Hospice Care: A program of care and treatment, either in a hospice facility or in the home, for persons who are terminally ill and have a life expectancy of six months or less.

Inflation Protection Benefit: Increases the daily benefit amount and policy maximums over time to help keep pace with inflation and increased expenses.

Maximum Policy Benefit: The period of time or dollar amount limit for which long term care benefits will be paid under the policy.

Medicaid: A governmental program for low-income individuals and families.

Medicare: A federal program providing hospital and medical insurance to people aged 65 or older and to certain ill or disabled persons.

Medicare Supplement Insurance: Private insurance designed to fill in some of the major gaps in Medicare coverage.

Nonforfeiture Benefit: A benefit designed to ensure that if an insurance policy is lapsed after a specific number of years, some of the benefits from the policy will be retained.

Partnership for Long Term Care: A public-private partnership which combines private long term care insurance with Medicaid Extended Coverage to provide New Yorkers with a lifetime of long term care benefits.

Period of Care: A specified number of days of care either in a nursing home or while receiving home care services without a break in the services for a specified number of days.

Pre-existing Condition: A medical condition for which medical advice was given or treatment was recommended by, or received from, a licensed health care provider within six months before the effective date of coverage.

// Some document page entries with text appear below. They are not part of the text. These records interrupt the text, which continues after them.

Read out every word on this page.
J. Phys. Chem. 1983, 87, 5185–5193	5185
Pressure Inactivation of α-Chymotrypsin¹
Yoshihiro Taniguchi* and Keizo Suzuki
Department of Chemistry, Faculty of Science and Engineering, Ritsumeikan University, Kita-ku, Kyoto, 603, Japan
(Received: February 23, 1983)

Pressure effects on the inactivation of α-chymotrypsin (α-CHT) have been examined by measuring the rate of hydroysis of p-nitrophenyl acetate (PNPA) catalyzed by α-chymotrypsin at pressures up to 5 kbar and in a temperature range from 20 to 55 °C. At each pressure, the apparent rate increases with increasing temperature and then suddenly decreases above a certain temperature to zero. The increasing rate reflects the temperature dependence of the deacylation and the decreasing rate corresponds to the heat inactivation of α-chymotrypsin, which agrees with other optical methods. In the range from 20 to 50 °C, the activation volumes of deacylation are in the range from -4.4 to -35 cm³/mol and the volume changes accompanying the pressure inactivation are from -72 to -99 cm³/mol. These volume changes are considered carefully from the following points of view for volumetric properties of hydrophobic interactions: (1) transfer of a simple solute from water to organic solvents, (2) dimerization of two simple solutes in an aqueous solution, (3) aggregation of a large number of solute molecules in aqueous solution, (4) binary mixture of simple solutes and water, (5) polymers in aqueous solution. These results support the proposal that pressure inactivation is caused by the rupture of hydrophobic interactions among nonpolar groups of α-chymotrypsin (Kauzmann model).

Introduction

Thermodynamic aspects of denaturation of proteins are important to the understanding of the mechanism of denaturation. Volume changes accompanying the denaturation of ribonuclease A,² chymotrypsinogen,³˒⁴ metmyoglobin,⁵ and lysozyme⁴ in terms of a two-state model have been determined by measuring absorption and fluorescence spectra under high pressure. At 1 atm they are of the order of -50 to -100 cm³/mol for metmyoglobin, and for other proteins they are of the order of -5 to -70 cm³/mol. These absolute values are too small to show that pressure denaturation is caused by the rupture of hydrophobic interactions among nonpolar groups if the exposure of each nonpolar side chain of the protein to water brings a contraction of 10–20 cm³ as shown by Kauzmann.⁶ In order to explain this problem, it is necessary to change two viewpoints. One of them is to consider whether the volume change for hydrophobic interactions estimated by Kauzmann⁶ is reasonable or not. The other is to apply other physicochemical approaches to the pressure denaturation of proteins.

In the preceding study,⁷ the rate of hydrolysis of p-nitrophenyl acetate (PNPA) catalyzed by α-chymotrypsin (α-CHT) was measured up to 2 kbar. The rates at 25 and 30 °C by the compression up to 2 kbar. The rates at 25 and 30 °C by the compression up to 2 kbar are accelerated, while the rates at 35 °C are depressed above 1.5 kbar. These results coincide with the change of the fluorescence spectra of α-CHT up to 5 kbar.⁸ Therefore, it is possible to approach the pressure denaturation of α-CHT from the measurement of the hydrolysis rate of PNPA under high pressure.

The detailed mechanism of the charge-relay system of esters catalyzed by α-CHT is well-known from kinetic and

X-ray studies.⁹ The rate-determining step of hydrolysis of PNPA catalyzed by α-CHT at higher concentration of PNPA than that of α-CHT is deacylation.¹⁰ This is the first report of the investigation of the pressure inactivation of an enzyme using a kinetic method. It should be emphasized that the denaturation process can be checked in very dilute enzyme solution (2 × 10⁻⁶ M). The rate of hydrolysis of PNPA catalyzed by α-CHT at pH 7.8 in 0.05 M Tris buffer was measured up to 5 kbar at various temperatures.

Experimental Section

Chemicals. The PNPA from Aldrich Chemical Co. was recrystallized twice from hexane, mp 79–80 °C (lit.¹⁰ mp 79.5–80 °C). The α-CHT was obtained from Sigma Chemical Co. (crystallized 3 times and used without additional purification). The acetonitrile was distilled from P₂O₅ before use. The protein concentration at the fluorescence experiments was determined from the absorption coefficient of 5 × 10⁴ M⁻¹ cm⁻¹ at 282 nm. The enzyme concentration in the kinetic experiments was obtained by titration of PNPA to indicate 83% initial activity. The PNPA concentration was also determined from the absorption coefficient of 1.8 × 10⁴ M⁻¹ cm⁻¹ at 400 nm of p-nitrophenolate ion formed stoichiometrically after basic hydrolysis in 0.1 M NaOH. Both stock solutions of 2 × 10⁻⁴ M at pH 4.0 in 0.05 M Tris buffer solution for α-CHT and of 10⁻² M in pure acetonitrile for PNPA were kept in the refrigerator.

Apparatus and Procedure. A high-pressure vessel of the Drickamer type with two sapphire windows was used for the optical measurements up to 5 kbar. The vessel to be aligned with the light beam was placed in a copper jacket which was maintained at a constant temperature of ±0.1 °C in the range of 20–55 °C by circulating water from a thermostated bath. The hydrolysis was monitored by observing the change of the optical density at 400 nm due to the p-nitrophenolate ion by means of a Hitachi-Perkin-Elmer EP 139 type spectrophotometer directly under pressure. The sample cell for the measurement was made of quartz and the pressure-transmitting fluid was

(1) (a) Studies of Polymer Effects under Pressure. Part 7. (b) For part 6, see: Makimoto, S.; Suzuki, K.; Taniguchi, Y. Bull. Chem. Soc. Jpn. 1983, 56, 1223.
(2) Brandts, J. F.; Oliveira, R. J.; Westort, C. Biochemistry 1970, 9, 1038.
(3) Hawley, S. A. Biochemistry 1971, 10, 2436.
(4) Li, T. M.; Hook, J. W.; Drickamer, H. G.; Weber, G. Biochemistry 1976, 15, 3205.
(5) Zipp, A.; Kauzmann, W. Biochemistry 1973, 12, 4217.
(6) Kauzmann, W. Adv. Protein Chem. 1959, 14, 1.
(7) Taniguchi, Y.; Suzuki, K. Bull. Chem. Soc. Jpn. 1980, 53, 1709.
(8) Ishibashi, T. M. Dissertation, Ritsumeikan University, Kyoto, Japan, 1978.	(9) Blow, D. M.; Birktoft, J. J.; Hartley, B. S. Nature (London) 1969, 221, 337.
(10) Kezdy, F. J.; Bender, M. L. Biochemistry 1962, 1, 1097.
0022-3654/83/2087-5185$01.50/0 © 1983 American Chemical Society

Respite Care: Services to provide family members a rest or vacation from caregiving responsibilities.

Skilled Nursing Care: A level of care that must be given or supervised by registered nurses.

Viatical Settlement: A cash lump sum paid in lieu of a life insurance policy’s death benefits.

Waiting Period: The number of days you must be in a nursing facility or the number of days of home health care you must receive before long term care benefits will be paid under the policy. During the waiting period, you must privately pay for the nursing facility stay or home health care services.

Waiver of Premium: After a policyholder has received benefits for the specific number of days stated in the policy, no further premiums will be due until they leave the nursing home.